Can anyone give any intuition or analysis why it’s OK to assume independence between 2 features?
Proesssor Ng gave a clue that a 3rd feature could be created as a ratio of the two correlated features.

As a related question, what about bi-modal distributions? It seems there is a possible similar answer: find another feature that separates the two peaks?

combining the two questions together, how much time is spent creating features, and how much time creating the model? and is there away to remove the need to create new features and discover them like in deep learning?

If they are dependent, then the assumption breaks. How wrong the assumption is is related to how dependent they are. If they are extremely weakly dependent, then the assumption is not very wrong and based on which we may still build an acceptable model. In other words, how wrong the model assumption is can be indirectly evaluated.

If you realize that you can’t assume independence among some features, then instead of the lecture’s approach, you may need a multi-variate distribution which takes into account their dependence (covariance).

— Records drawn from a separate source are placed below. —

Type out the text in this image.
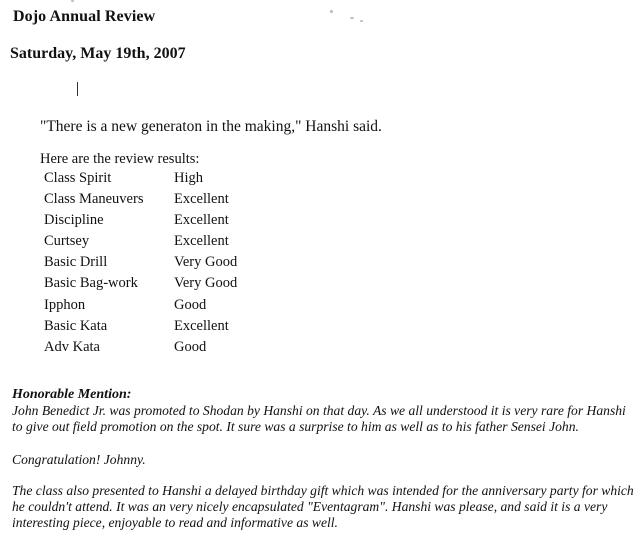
Dojo Annual Review
Saturday, May 19th, 2007
"There is a new generaton in the making," Hanshi said.
Here are the review results:
Class Spirit	High
Class Maneuvers Excellent
Discipline	Excellent
Curtsey	Excellent
Basic Drill	Very Good
Basic Bag-work Very Good
Ipphon	Good
Basic Kata	Excellent
Adv Kata	Good
Honorable Mention:

John Benedict Jr. was promoted to Shodan by Hanshi on that day. As we all understood it is very rare for Hanshi to give out field promotion on the spot. It sure was a surprise to him as well as to his father Sensei John.

Congratulation! Johnny.

The class also presented to Hanshi a delayed birthday gift which was intended for the anniversary party for which he couldn't attend. It was an very nicely encapsulated "Eventagram". Hanshi was please, and said it is a very interesting piece, enjoyable to read and informative as well.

You can certainly just use the bi-model distribution for that feature and that should work already.

But if you can separate them, it may help in other aspects of your modeling work!

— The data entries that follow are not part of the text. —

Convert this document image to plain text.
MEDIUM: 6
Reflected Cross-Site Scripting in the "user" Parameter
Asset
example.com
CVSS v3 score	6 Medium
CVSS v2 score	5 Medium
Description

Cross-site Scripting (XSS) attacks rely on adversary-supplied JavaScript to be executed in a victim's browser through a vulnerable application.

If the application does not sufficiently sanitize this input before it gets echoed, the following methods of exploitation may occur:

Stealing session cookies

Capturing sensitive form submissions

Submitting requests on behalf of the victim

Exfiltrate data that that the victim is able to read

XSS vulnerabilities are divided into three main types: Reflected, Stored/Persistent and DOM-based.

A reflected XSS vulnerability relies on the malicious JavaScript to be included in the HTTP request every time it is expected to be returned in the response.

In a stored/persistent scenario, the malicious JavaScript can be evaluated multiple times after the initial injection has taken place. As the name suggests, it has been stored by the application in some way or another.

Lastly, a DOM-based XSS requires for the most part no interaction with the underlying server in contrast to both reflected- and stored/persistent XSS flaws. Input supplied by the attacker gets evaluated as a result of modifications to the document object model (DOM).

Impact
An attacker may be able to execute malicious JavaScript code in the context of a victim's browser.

Google for people’s practice. Some say it’s a 80-20 rule which you spend 80% of time on data. I suppose domain expert may spend less.

What is in, what is out (some said garbage in garbage out). Even in deep learning, it may require us to do data augmentation (to images, for example) to give a better result.

We also can’t forget what’s behind those successful deep learning models - really big data. When we don’t have that luxary, but we can engineer some good features, it can save a lot of time.

Deep learning uses gradient descent. If your current other modeling approach can be integrated into the gradient descent framework, then it worths a try!